Quoted from its conclusion:
"We started by reexamining traditional file system assumptions in light of our current and anticipated application workloads and technological environment. Our observations have led to radically different points in the design space. We treat component failures as the norm rather than the exception, optimize for huge files that are mostly appended to (perhaps concurrently) and then read (usually sequentially), and both extend and relax the standard file system interface to improve the overall system."
Lesson learnt:
- Application driven.
- Base on the technological environment. Base on the facts of performance characteristics. Performance benchmark is the foundation for system design.
- Application/file system (or OS, or underlying infrastructure, etc.) co-design.

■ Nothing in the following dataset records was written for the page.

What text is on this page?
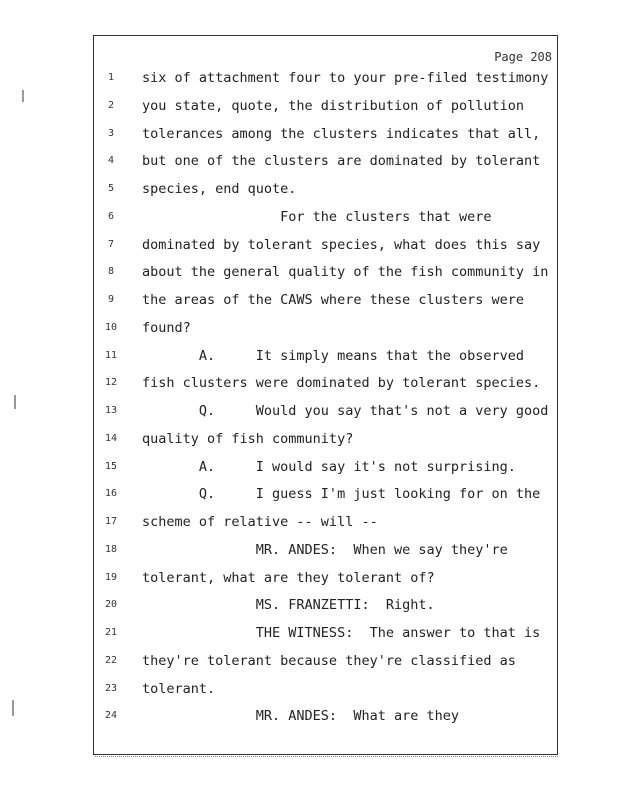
Page 208
1	six of attachment four to your pre-filed testimony
2	you state, quote, the distribution of pollution
3	tolerances among the clusters indicates that all,
4	but one of the clusters are dominated by tolerant
5	species, end quote.
6	For the clusters that were
7	dominated by tolerant species, what does this say
8	about the general quality of the fish community in
9	the areas of the CAWS where these clusters were
10	found?
11	A.     It simply means that the observed
12	fish clusters were dominated by tolerant species.
13	Q.     Would you say that's not a very good
14	quality of fish community?
15	A.     I would say it's not surprising.
16	Q.     I guess I'm just looking for on the
17	scheme of relative -- will --
18	MR. ANDES:  When we say they're
19	tolerant, what are they tolerant of?
20	MS. FRANZETTI:  Right.
21	THE WITNESS:  The answer to that is
22	they're tolerant because they're classified as
23	tolerant.
24	MR. ANDES:  What are they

- Optimize for what should be optimized.
Lesson learnt:
- Reliability is a must for any system. System must work. Never forget reliability, persistence, fault tolerance during system design.
Lesson learnt:
- Down to earth.
- ...I had already come to the conclusion that in the practise of computing, where we have so much latitude for making a mess of it, mathematical elegance is not a dispensible luxury, but a matter of life and death. - Edsger Wybe Dijkstra ["My hopes of computing science" (EWD 709)]
This elegance makes perfect sense in the domain of system design. May we say in system design, elegance is not a dispensible luxury, but a matter of life and death.